I respond (mentally, “scarier than second-term TRUMP or first-term Buttigieg?!”) but in actuality, I respond):
I think that the conventional wisdom has again misled you. When it comes to policy, Bernie Sanders is a centrist. He’s the most popular politician in the country for several years running, with great appeal to rural, conservative-leaning folks, as well as the Democratic base.
Most of his proposals poll at 60-80% with the American people: tax the wealthy, confront climate change, provide healthcare and a livable minimum wage, etc.
Sure, Buttigieg is being presented by the war-loving corporate media as a moderate, but he’s far from moderate on most issues. When it comes to foreign policy, he’s either with Trump or to his right.

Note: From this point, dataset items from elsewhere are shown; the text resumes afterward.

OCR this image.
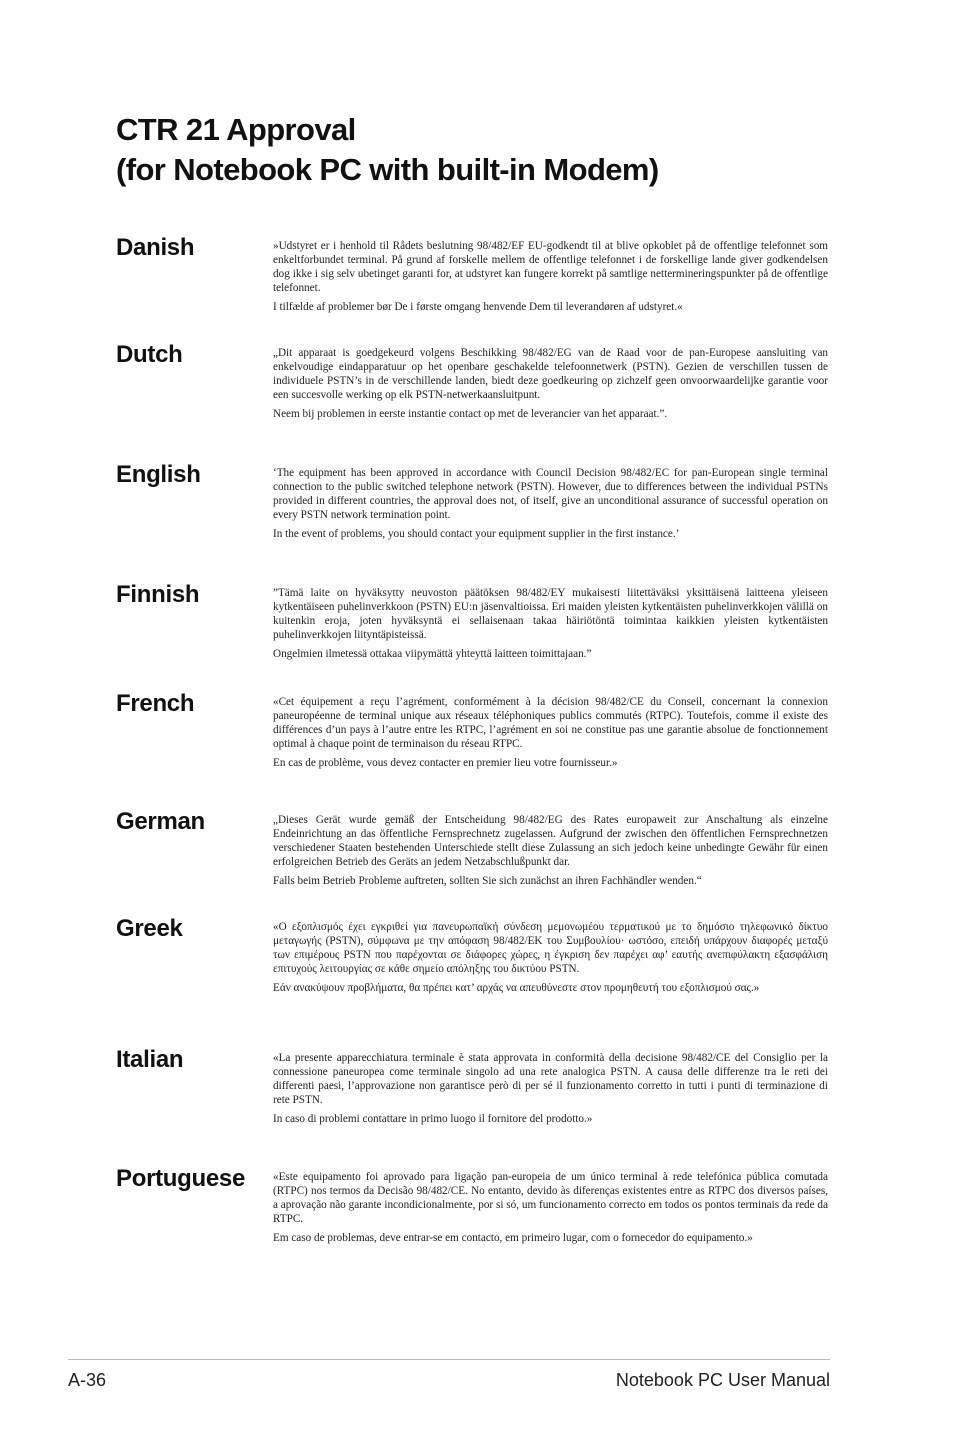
CTR 21 Approval
(for Notebook PC with built-in Modem)
Danish	»Udstyret er i henhold til Rådets beslutning 98/482/EF EU-godkendt til at blive opkoblet på de offentlige telefonnet som enkeltforbundet terminal. På grund af forskelle mellem de offentlige telefonnet i de forskellige lande giver godkendelsen dog ikke i sig selv ubetinget garanti for, at udstyret kan fungere korrekt på samtlige nettermineringspunkter på de offentlige telefonnet.

I tilfælde af problemer bør De i første omgang henvende Dem til leverandøren af udstyret.«

Dutch	„Dit apparaat is goedgekeurd volgens Beschikking 98/482/EG van de Raad voor de pan-Europese aansluiting van enkelvoudige eindapparatuur op het openbare geschakelde telefoonnetwerk (PSTN). Gezien de verschillen tussen de individuele PSTN’s in de verschillende landen, biedt deze goedkeuring op zichzelf geen onvoorwaardelijke garantie voor een succesvolle werking op elk PSTN-netwerkaansluitpunt.

Neem bij problemen in eerste instantie contact op met de leverancier van het apparaat.”.

English	‘The equipment has been approved in accordance with Council Decision 98/482/EC for pan-European single terminal connection to the public switched telephone network (PSTN). However, due to differences between the individual PSTNs provided in different countries, the approval does not, of itself, give an unconditional assurance of successful operation on every PSTN network termination point.

In the event of problems, you should contact your equipment supplier in the first instance.’

Finnish	”Tämä laite on hyväksytty neuvoston päätöksen 98/482/EY mukaisesti liitettäväksi yksittäisenä laitteena yleiseen kytkentäiseen puhelinverkkoon (PSTN) EU:n jäsenvaltioissa. Eri maiden yleisten kytkentäisten puhelinverkkojen välillä on kuitenkin eroja, joten hyväksyntä ei sellaisenaan takaa häiriötöntä toimintaa kaikkien yleisten kytkentäisten puhelinverkkojen liityntäpisteissä.

Ongelmien ilmetessä ottakaa viipymättä yhteyttä laitteen toimittajaan.”

French	«Cet équipement a reçu l’agrément, conformément à la décision 98/482/CE du Conseil, concernant la connexion paneuropéenne de terminal unique aux réseaux téléphoniques publics commutés (RTPC). Toutefois, comme il existe des différences d’un pays à l’autre entre les RTPC, l’agrément en soi ne constitue pas une garantie absolue de fonctionnement optimal à chaque point de terminaison du réseau RTPC.

En cas de problème, vous devez contacter en premier lieu votre fournisseur.»

German	„Dieses Gerät wurde gemäß der Entscheidung 98/482/EG des Rates europaweit zur Anschaltung als einzelne Endeinrichtung an das öffentliche Fernsprechnetz zugelassen. Aufgrund der zwischen den öffentlichen Fernsprechnetzen verschiedener Staaten bestehenden Unterschiede stellt diese Zulassung an sich jedoch keine unbedingte Gewähr für einen erfolgreichen Betrieb des Geräts an jedem Netzabschlußpunkt dar.

Falls beim Betrieb Probleme auftreten, sollten Sie sich zunächst an ihren Fachhändler wenden.“

Greek	«Ο εξοπλισμός έχει εγκριθεί για πανευρωπαϊκή σύνδεση μεμονωμέου τερματικού με το δημόσιο τηλεφωνικό δίκτυο μεταγωγής (PSTN), σύμφωνα με την απόφαση 98/482/ΕΚ του Συμβουλίου· ωστόσο, επειδή υπάρχουν διαφορές μεταξύ των επιμέρους PSTN που παρέχονται σε διάφορες χώρες, η έγκριση δεν παρέχει αφ’ εαυτής ανεπιφύλακτη εξασφάλιση επιτυχούς λειτουργίας σε κάθε σημείο απόληξης του δικτύου PSTN.

Εάν ανακύψουν προβλήματα, θα πρέπει κατ’ αρχάς να απευθύνεστε στον προμηθευτή του εξοπλισμού σας.»

Italian	«La presente apparecchiatura terminale è stata approvata in conformità della decisione 98/482/CE del Consiglio per la connessione paneuropea come terminale singolo ad una rete analogica PSTN. A causa delle differenze tra le reti dei differenti paesi, l’approvazione non garantisce però di per sé il funzionamento corretto in tutti i punti di terminazione di rete PSTN.

In caso di problemi contattare in primo luogo il fornitore del prodotto.»

Portuguese «Este equipamento foi aprovado para ligação pan-europeia de um único terminal à rede telefónica pública comutada (RTPC) nos termos da Decisão 98/482/CE. No entanto, devido às diferenças existentes entre as RTPC dos diversos países, a aprovação não garante incondicionalmente, por si só, um funcionamento correcto em todos os pontos terminais da rede da RTPC.

Em caso de problemas, deve entrar-se em contacto, em primeiro lugar, com o fornecedor do equipamento.»

A-36	Notebook PC User Manual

Furthermore, Buttigieg is deeply unpopular in South Bend and has 0% support from the African-American community. He’s been caught faking support from black Indianans and editing video to make it appear that his comment at a CNN Town Hall received a round of applause… when it had received none. (He also paid over $40,000 to “Shadow, Inc,” the company behind the app that miscounted the vote in Iowa. #MayorCheat is trending for a reason, and it’s no conspiracy theory.)

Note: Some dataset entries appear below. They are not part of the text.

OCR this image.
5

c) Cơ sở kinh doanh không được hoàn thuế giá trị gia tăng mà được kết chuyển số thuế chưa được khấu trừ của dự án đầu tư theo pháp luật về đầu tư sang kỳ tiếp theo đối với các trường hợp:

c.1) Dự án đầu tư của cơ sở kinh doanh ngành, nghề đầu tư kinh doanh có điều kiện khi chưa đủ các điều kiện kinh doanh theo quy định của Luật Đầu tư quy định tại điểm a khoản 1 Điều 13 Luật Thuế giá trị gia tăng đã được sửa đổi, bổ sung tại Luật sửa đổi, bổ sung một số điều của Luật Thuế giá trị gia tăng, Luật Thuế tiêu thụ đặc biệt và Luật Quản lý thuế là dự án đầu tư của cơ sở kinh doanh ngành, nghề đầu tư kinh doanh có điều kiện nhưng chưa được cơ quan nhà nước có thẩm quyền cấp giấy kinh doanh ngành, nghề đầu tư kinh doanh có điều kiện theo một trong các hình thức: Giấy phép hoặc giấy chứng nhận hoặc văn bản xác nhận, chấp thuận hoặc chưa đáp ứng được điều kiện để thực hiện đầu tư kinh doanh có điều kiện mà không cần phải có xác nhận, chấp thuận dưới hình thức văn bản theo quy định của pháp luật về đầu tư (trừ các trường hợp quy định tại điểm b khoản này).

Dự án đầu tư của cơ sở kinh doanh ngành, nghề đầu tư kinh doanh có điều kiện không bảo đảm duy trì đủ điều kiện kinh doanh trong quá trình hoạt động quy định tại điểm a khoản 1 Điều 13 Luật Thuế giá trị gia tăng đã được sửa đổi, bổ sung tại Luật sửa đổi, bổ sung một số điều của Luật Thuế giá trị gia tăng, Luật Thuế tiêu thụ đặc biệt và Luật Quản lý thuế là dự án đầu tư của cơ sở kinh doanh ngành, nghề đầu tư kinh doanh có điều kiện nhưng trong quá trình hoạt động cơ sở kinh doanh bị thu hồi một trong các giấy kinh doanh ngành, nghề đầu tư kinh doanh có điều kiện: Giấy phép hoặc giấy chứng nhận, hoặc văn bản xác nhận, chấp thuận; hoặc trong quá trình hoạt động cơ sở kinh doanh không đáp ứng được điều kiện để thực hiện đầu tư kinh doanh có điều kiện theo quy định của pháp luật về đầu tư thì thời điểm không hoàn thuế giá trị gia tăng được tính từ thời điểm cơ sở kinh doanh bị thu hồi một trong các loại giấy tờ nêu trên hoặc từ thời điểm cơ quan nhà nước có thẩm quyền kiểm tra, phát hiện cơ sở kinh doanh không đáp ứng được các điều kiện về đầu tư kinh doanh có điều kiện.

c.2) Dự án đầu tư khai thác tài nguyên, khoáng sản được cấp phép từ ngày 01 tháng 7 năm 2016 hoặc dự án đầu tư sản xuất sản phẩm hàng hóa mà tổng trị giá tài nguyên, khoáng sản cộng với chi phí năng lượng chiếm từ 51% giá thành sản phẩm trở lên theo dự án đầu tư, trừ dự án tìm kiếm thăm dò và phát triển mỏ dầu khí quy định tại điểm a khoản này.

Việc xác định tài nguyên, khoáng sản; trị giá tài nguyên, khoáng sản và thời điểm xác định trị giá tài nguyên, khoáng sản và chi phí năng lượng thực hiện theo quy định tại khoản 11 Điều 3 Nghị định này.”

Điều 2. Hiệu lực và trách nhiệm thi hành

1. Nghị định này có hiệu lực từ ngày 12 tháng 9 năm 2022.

Buttigieg’s political positions have truly been all over the place, and he’s the #1 recipient of billionaire donations. He’s been evasive about his work for the corporate sector and U.S. intelligence community. And his debate performances have been poor, garnering much criticism (he’s no Amy Klobuchar).
In fact, the more people get to know Pete, the less they like or trust him. IMO, he’s a sure loser in a general election against Trump, and the polls confirm that, too.

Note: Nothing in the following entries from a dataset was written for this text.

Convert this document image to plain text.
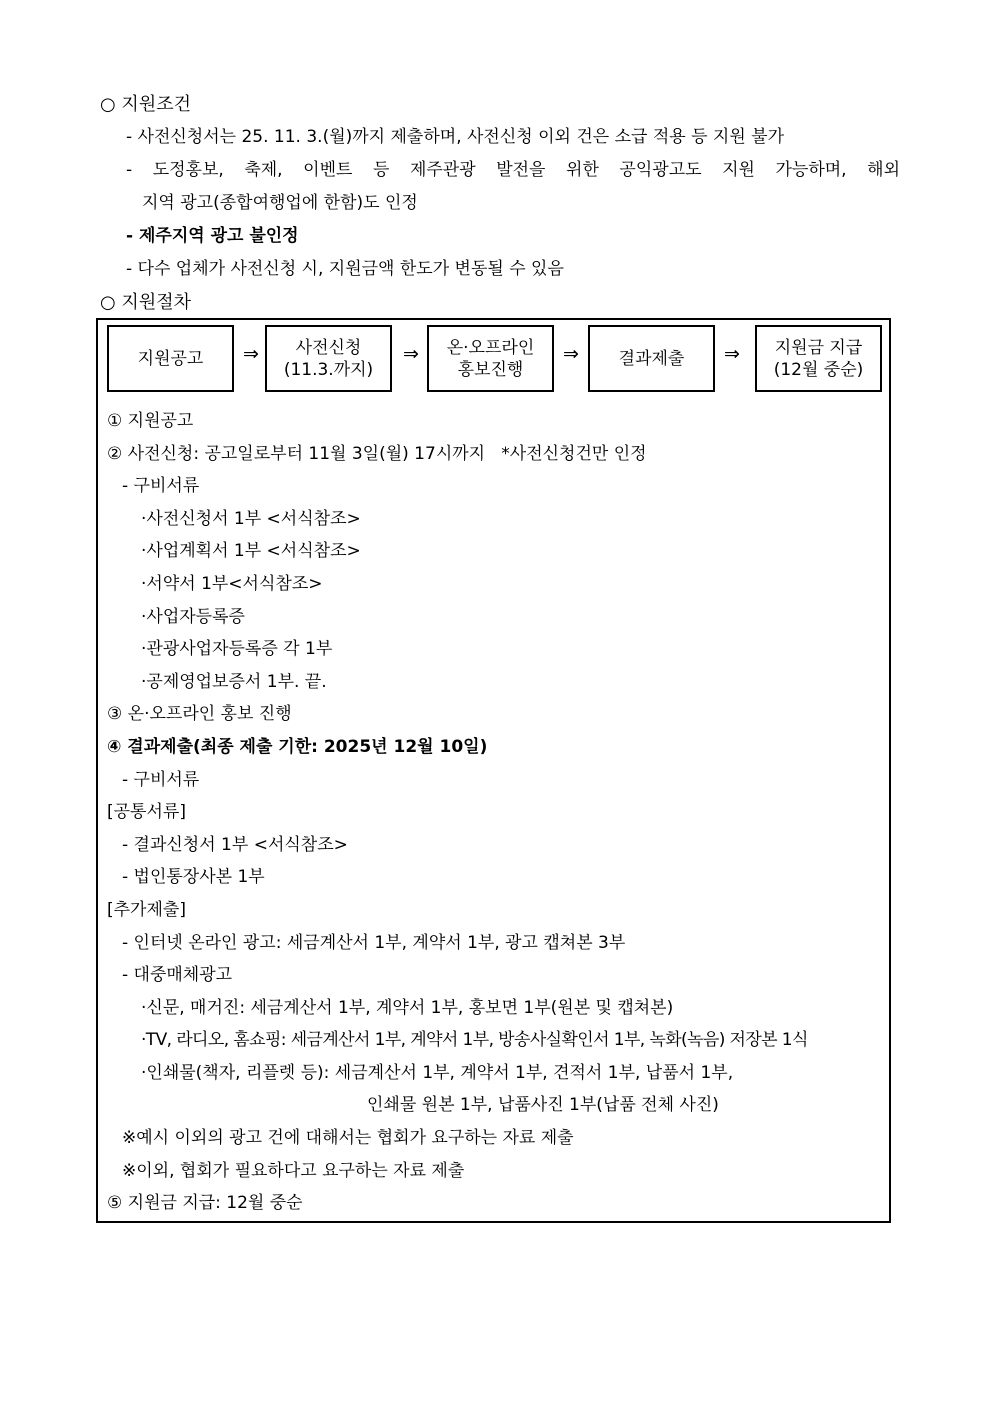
○ 지원조건
- 사전신청서는 25. 11. 3.(월)까지 제출하며, 사전신청 이외 건은 소급 적용 등 지원 불가
- 도정홍보, 축제, 이벤트 등 제주관광 발전을 위한 공익광고도 지원 가능하며, 해외
지역 광고(종합여행업에 한함)도 인정
- 제주지역 광고 불인정
- 다수 업체가 사전신청 시, 지원금액 한도가 변동될 수 있음
○ 지원절차
지원공고	⇒	사전신청
(11.3.까지)
⇒	온·오프라인
홍보진행
⇒	결과제출	⇒	지원금 지급
(12월 중순)
① 지원공고
② 사전신청: 공고일로부터 11월 3일(월) 17시까지   *사전신청건만 인정
- 구비서류
·사전신청서 1부 <서식참조>
·사업계획서 1부 <서식참조>
·서약서 1부<서식참조>
·사업자등록증
·관광사업자등록증 각 1부
·공제영업보증서 1부. 끝.
③ 온·오프라인 홍보 진행
④ 결과제출(최종 제출 기한: 2025년 12월 10일)
- 구비서류
[공통서류]
- 결과신청서 1부 <서식참조>
- 법인통장사본 1부
[추가제출]
- 인터넷 온라인 광고: 세금계산서 1부, 계약서 1부, 광고 캡쳐본 3부
- 대중매체광고
·신문, 매거진: 세금계산서 1부, 계약서 1부, 홍보면 1부(원본 및 캡쳐본)
·TV, 라디오, 홈쇼핑: 세금계산서 1부, 계약서 1부, 방송사실확인서 1부, 녹화(녹음) 저장본 1식
·인쇄물(책자, 리플렛 등): 세금계산서 1부, 계약서 1부, 견적서 1부, 납품서 1부,
인쇄물 원본 1부, 납품사진 1부(납품 전체 사진)
※예시 이외의 광고 건에 대해서는 협회가 요구하는 자료 제출
※이외, 협회가 필요하다고 요구하는 자료 제출
⑤ 지원금 지급: 12월 중순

Meanwhile, Bernie’s been polling best against Trump for two consecutive election cycles. And he’s been winning in 2020 with over 40% of the votes of people of color, far more than any of his rivals. His most favorable demographics are from people of color. He’s the only candidate with more nonwhite support than white support and more women supporters than men. Plus, he’s bringing millions of new people into the process, who are registering and participating in large numbers. He has a grassroots volunteer army of 1.2 million supporters, well organized in one state after another. And he’s breaking record after record for crowds and fundraising — with no PACs or big donors, just small, individual donations.
If all that doesn’t make Sanders our best candidate against Donald Trump — a real populist vs. a fake one — then I can’t imagine who would be better… Ron Paul? Tom Hanks? Captain America?
(It’s certainly not Buttigieg, Biden, Warren, Klobuchar, or Mike “Billionaire” Bloomberg!)
In any case, I appreciate your willingness to jump in and engage. Have a great day!